Now that we have addressed the historical and current state of the field, we turn our attention to the future. Although research on levels of processing has spanned nearly a half-century since the work of Marton and Saljo, some progress has been made to create more sophisticated models and frameworks of levels of processing. However, we believe that we have much further to go. We now offer our suggestions for future research and implications for practice.

Future Directions for Research

First, as is evident from these reviews, there has been very little cross-theoretical work in the area of levels of processing. SAL has remained primarily a European and Asian framework, while SRL and the MDL have been primarily used in North America. The SAL tradition, which focuses on the role of the environment on levels of processing, has failed to meaningfully incorporate individual difference factors as well as specific task-level variables in its research agenda. Conversely, both SRL frameworks and the MDL have not taken the role of the learning environment appropriately into account. Some fusion of these primarily endogenous and primarily exogenous approaches to researching levels of processing is needed. As this research continues, it will be vital to continue to refine and adjust our definitions of surface-level and deep-level processing to address the challenges of modeling both individual and contextual factors of depth of processing on performance.

Second, it is also evident that new measures and measurement techniques will be required to propel the field forward. Fortunately, while there is still a long way to go, efforts are already underway to work collaboratively to solve these issues. One such effort is the scientific research network, Learning Strategies in Social and Informal Learning Contexts, which has a major focus on measures and measurements that expand our repertoire of tools including eye tracking (Catrysse et al., 2018), heart rate (Sobocinski, Malmberg, Jarvela, & Jarvenoja, 2018), and neurobiological tools such as functional near-infrared spectroscopy (Dinsmore, Fox, Parkinson, & Bilgili, 2019). Although these are exciting approaches, it remains to be seen how the plethora of data generated can be effectively analyzed - or, as we will discuss subsequently, how these data may be useful to practitioners. The reader is directed to latter chapters of this Handbook for suggestions on how this might occur (Cho, Woodward, & Afflerbach, this volume; Freed, Greene, & Plumley, this volume; Fryer & Shum, this volume).

Implications for Practice

Past research - and these reviews in particular - offer less guidance on future implications for practice. A notable exception to this trend is offered by * Afflerbach’s (2008) review. While not specifically geared toward levels of processing, the review article that was written for reading practitioners (e.g., teachers) would offer a blueprint for discussing the role of levels of strategies for teachers across disciplines. For instance, providing a detailed conception of how different strategies within science (Lombardi & Bailey, this volume) could be considered at the levels of strategies discussed here would provide a service to the field. There are few materials available for practitioners that specifically discuss the issues of levels of strategy use, with a few exceptions (e.g., ’Dinsmore et al., 2018).

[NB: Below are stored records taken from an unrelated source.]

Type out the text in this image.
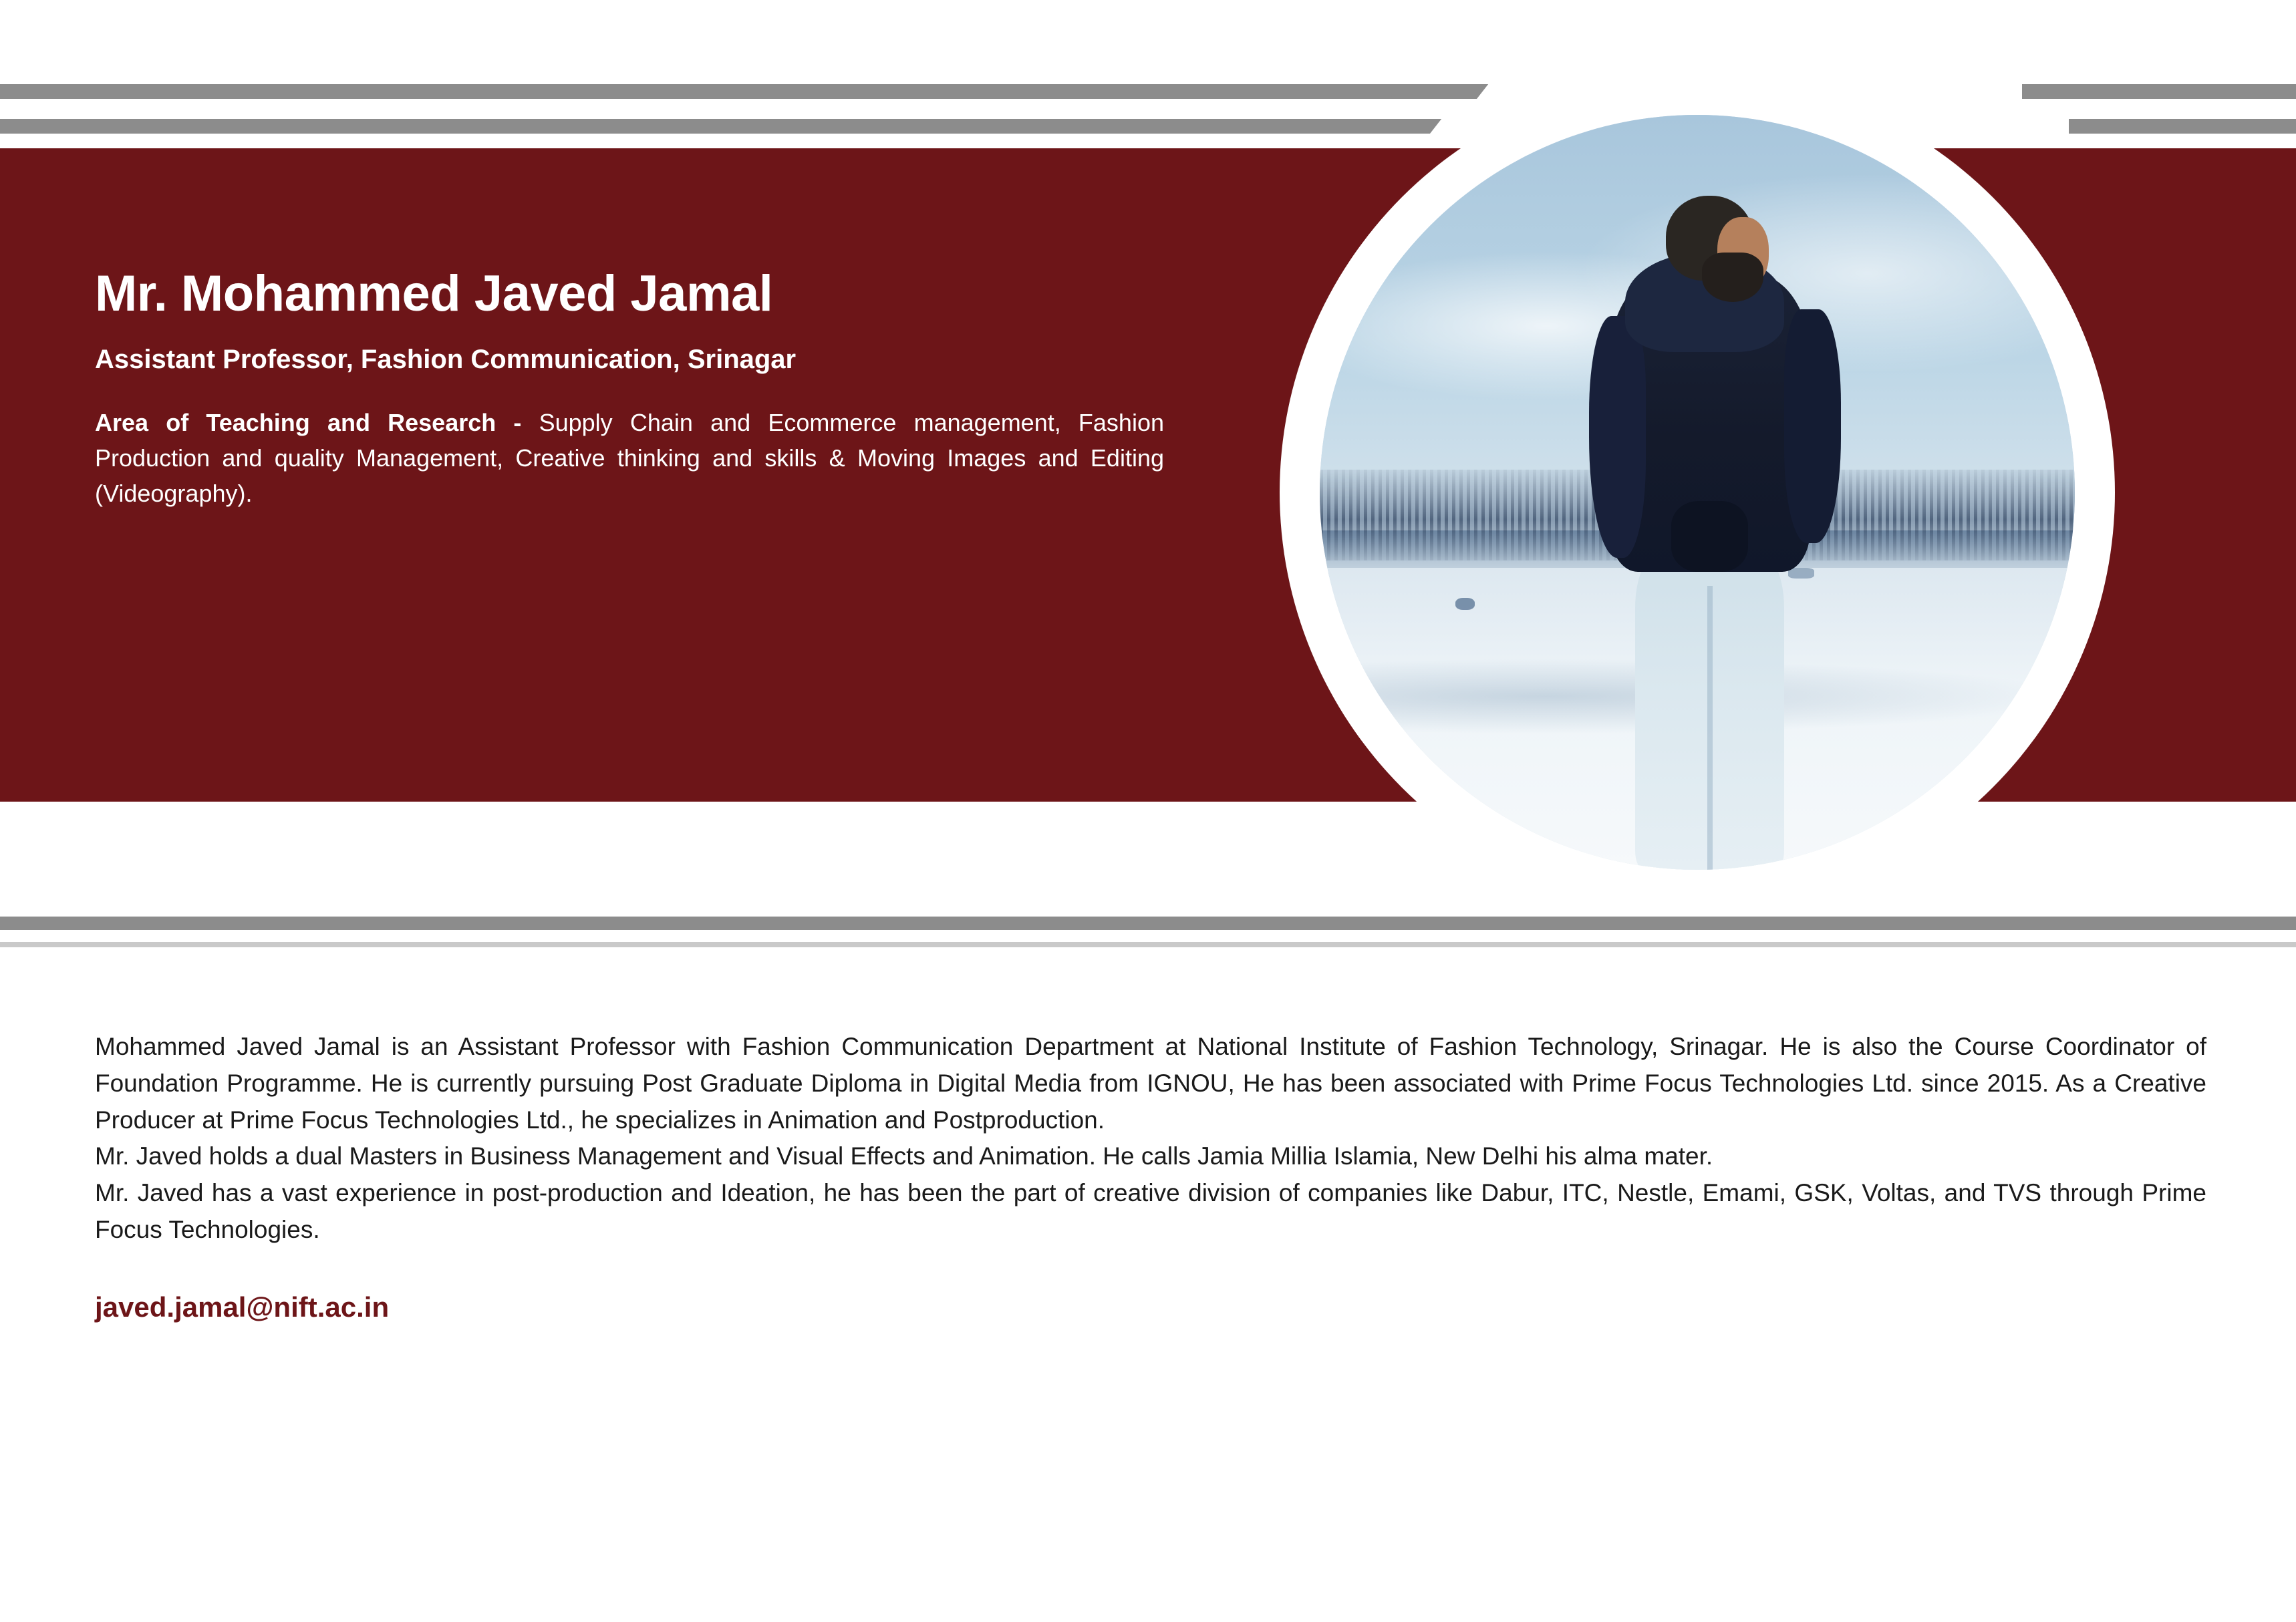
Mr. Mohammed Javed Jamal
Assistant Professor, Fashion Communication, Srinagar
Area of Teaching and Research - Supply Chain and Ecommerce management, Fashion Production and quality Management, Creative thinking and skills & Moving Images and Editing (Videography).

Mohammed Javed Jamal is an Assistant Professor with Fashion Communication Department at National Institute of Fashion Technology, Srinagar. He is also the Course Coordinator of Foundation Programme. He is currently pursuing Post Graduate Diploma in Digital Media from IGNOU, He has been associated with Prime Focus Technologies Ltd. since 2015. As a Creative Producer at Prime Focus Technologies Ltd., he specializes in Animation and Postproduction.

Mr. Javed holds a dual Masters in Business Management and Visual Effects and Animation. He calls Jamia Millia Islamia, New Delhi his alma mater.

Mr. Javed has a vast experience in post-production and Ideation, he has been the part of creative division of companies like Dabur, ITC, Nestle, Emami, GSK, Voltas, and TVS through Prime Focus Technologies.

javed.jamal@nift.ac.in
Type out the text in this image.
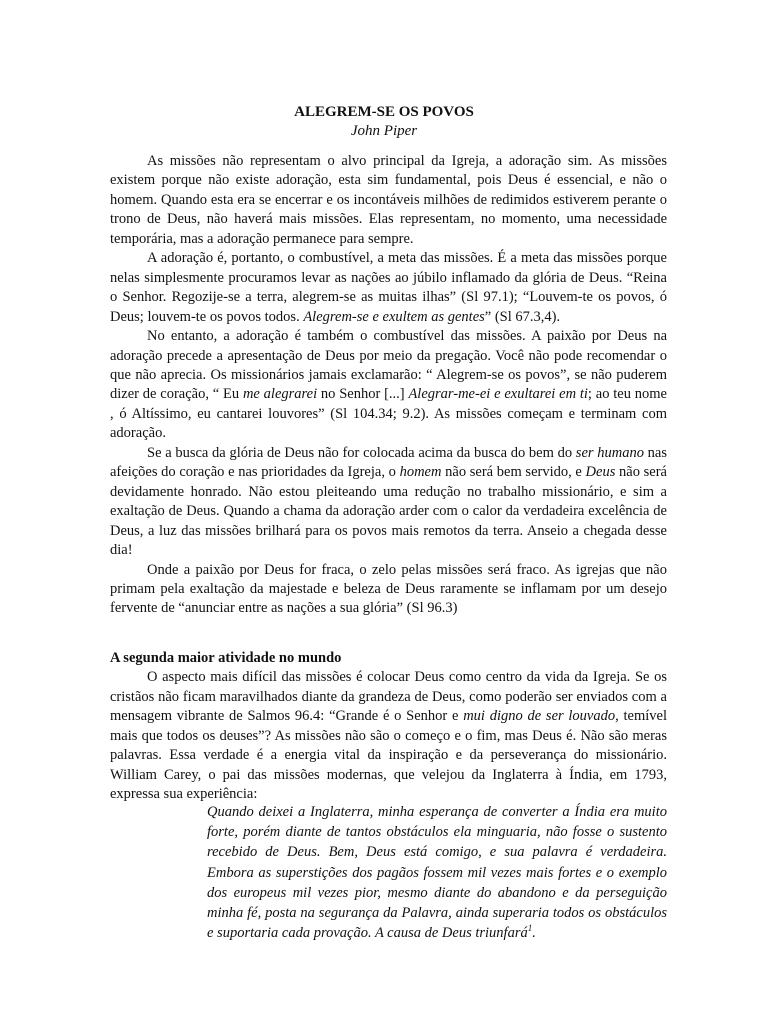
ALEGREM-SE OS POVOS
John Piper

As missões não representam o alvo principal da Igreja, a adoração sim. As missões existem porque não existe adoração, esta sim fundamental, pois Deus é essencial, e não o homem. Quando esta era se encerrar e os incontáveis milhões de redimidos estiverem perante o trono de Deus, não haverá mais missões. Elas representam, no momento, uma necessidade temporária, mas a adoração permanece para sempre.

A adoração é, portanto, o combustível, a meta das missões. É a meta das missões porque nelas simplesmente procuramos levar as nações ao júbilo inflamado da glória de Deus. “Reina o Senhor. Regozije-se a terra, alegrem-se as muitas ilhas” (Sl 97.1); “Louvem-te os povos, ó Deus; louvem-te os povos todos. Alegrem-se e exultem as gentes” (Sl 67.3,4).

No entanto, a adoração é também o combustível das missões. A paixão por Deus na adoração precede a apresentação de Deus por meio da pregação. Você não pode recomendar o que não aprecia. Os missionários jamais exclamarão: “ Alegrem-se os povos”, se não puderem dizer de coração, “ Eu me alegrarei no Senhor [...] Alegrar-me-ei e exultarei em ti; ao teu nome , ó Altíssimo, eu cantarei louvores” (Sl 104.34; 9.2). As missões começam e terminam com adoração.

Se a busca da glória de Deus não for colocada acima da busca do bem do ser humano nas afeições do coração e nas prioridades da Igreja, o homem não será bem servido, e Deus não será devidamente honrado. Não estou pleiteando uma redução no trabalho missionário, e sim a exaltação de Deus. Quando a chama da adoração arder com o calor da verdadeira excelência de Deus, a luz das missões brilhará para os povos mais remotos da terra. Anseio a chegada desse dia!

Onde a paixão por Deus for fraca, o zelo pelas missões será fraco. As igrejas que não primam pela exaltação da majestade e beleza de Deus raramente se inflamam por um desejo fervente de “anunciar entre as nações a sua glória” (Sl 96.3)

A segunda maior atividade no mundo

O aspecto mais difícil das missões é colocar Deus como centro da vida da Igreja. Se os cristãos não ficam maravilhados diante da grandeza de Deus, como poderão ser enviados com a mensagem vibrante de Salmos 96.4: “Grande é o Senhor e mui digno de ser louvado, temível mais que todos os deuses”? As missões não são o começo e o fim, mas Deus é. Não são meras palavras. Essa verdade é a energia vital da inspiração e da perseverança do missionário. William Carey, o pai das missões modernas, que velejou da Inglaterra à Índia, em 1793, expressa sua experiência:

Quando deixei a Inglaterra, minha esperança de converter a Índia era muito forte, porém diante de tantos obstáculos ela minguaria, não fosse o sustento recebido de Deus. Bem, Deus está comigo, e sua palavra é verdadeira. Embora as superstições dos pagãos fossem mil vezes mais fortes e o exemplo dos europeus mil vezes pior, mesmo diante do abandono e da perseguição minha fé, posta na segurança da Palavra, ainda superaria todos os obstáculos e suportaria cada provação. A causa de Deus triunfará$^1$.
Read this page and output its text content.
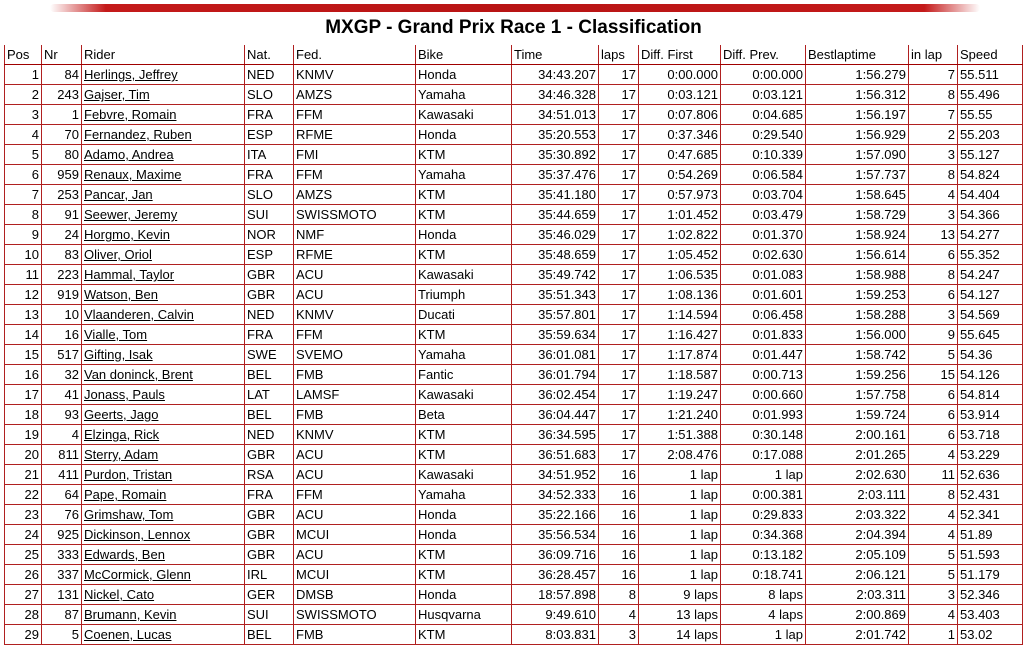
MXGP - Grand Prix Race 1 - Classification
Pos	Nr	Rider	Nat.	Fed.	Bike	Time	laps	Diff. First	Diff. Prev.	Bestlaptime	in lap	Speed
1	84	Herlings, Jeffrey	NED	KNMV	Honda	34:43.207	17	0:00.000	0:00.000	1:56.279	7	55.511
2	243	Gajser, Tim	SLO	AMZS	Yamaha	34:46.328	17	0:03.121	0:03.121	1:56.312	8	55.496
3	1	Febvre, Romain	FRA	FFM	Kawasaki	34:51.013	17	0:07.806	0:04.685	1:56.197	7	55.55
4	70	Fernandez, Ruben	ESP	RFME	Honda	35:20.553	17	0:37.346	0:29.540	1:56.929	2	55.203
5	80	Adamo, Andrea	ITA	FMI	KTM	35:30.892	17	0:47.685	0:10.339	1:57.090	3	55.127
6	959	Renaux, Maxime	FRA	FFM	Yamaha	35:37.476	17	0:54.269	0:06.584	1:57.737	8	54.824
7	253	Pancar, Jan	SLO	AMZS	KTM	35:41.180	17	0:57.973	0:03.704	1:58.645	4	54.404
8	91	Seewer, Jeremy	SUI	SWISSMOTO	KTM	35:44.659	17	1:01.452	0:03.479	1:58.729	3	54.366
9	24	Horgmo, Kevin	NOR	NMF	Honda	35:46.029	17	1:02.822	0:01.370	1:58.924	13	54.277
10	83	Oliver, Oriol	ESP	RFME	KTM	35:48.659	17	1:05.452	0:02.630	1:56.614	6	55.352
11	223	Hammal, Taylor	GBR	ACU	Kawasaki	35:49.742	17	1:06.535	0:01.083	1:58.988	8	54.247
12	919	Watson, Ben	GBR	ACU	Triumph	35:51.343	17	1:08.136	0:01.601	1:59.253	6	54.127
13	10	Vlaanderen, Calvin	NED	KNMV	Ducati	35:57.801	17	1:14.594	0:06.458	1:58.288	3	54.569
14	16	Vialle, Tom	FRA	FFM	KTM	35:59.634	17	1:16.427	0:01.833	1:56.000	9	55.645
15	517	Gifting, Isak	SWE	SVEMO	Yamaha	36:01.081	17	1:17.874	0:01.447	1:58.742	5	54.36
16	32	Van doninck, Brent	BEL	FMB	Fantic	36:01.794	17	1:18.587	0:00.713	1:59.256	15	54.126
17	41	Jonass, Pauls	LAT	LAMSF	Kawasaki	36:02.454	17	1:19.247	0:00.660	1:57.758	6	54.814
18	93	Geerts, Jago	BEL	FMB	Beta	36:04.447	17	1:21.240	0:01.993	1:59.724	6	53.914
19	4	Elzinga, Rick	NED	KNMV	KTM	36:34.595	17	1:51.388	0:30.148	2:00.161	6	53.718
20	811	Sterry, Adam	GBR	ACU	KTM	36:51.683	17	2:08.476	0:17.088	2:01.265	4	53.229
21	411	Purdon, Tristan	RSA	ACU	Kawasaki	34:51.952	16	1 lap	1 lap	2:02.630	11	52.636
22	64	Pape, Romain	FRA	FFM	Yamaha	34:52.333	16	1 lap	0:00.381	2:03.111	8	52.431
23	76	Grimshaw, Tom	GBR	ACU	Honda	35:22.166	16	1 lap	0:29.833	2:03.322	4	52.341
24	925	Dickinson, Lennox	GBR	MCUI	Honda	35:56.534	16	1 lap	0:34.368	2:04.394	4	51.89
25	333	Edwards, Ben	GBR	ACU	KTM	36:09.716	16	1 lap	0:13.182	2:05.109	5	51.593
26	337	McCormick, Glenn	IRL	MCUI	KTM	36:28.457	16	1 lap	0:18.741	2:06.121	5	51.179
27	131	Nickel, Cato	GER	DMSB	Honda	18:57.898	8	9 laps	8 laps	2:03.311	3	52.346
28	87	Brumann, Kevin	SUI	SWISSMOTO	Husqvarna	9:49.610	4	13 laps	4 laps	2:00.869	4	53.403
29	5	Coenen, Lucas	BEL	FMB	KTM	8:03.831	3	14 laps	1 lap	2:01.742	1	53.02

The bigger issue, however, is providing teachers with tools to measure students’ levels of processing in any systematic way or on a more mass scale. The time and labor-intensive processes to collect, transcribe, and code think-aloud protocols are not realistic for teachers; neither are the data-intensive processes to analyze the myriad of strategies used by students on a daily basis approachable for teachers. Again, although we have far to go in this regard, there are potential solutions available in related areas of research.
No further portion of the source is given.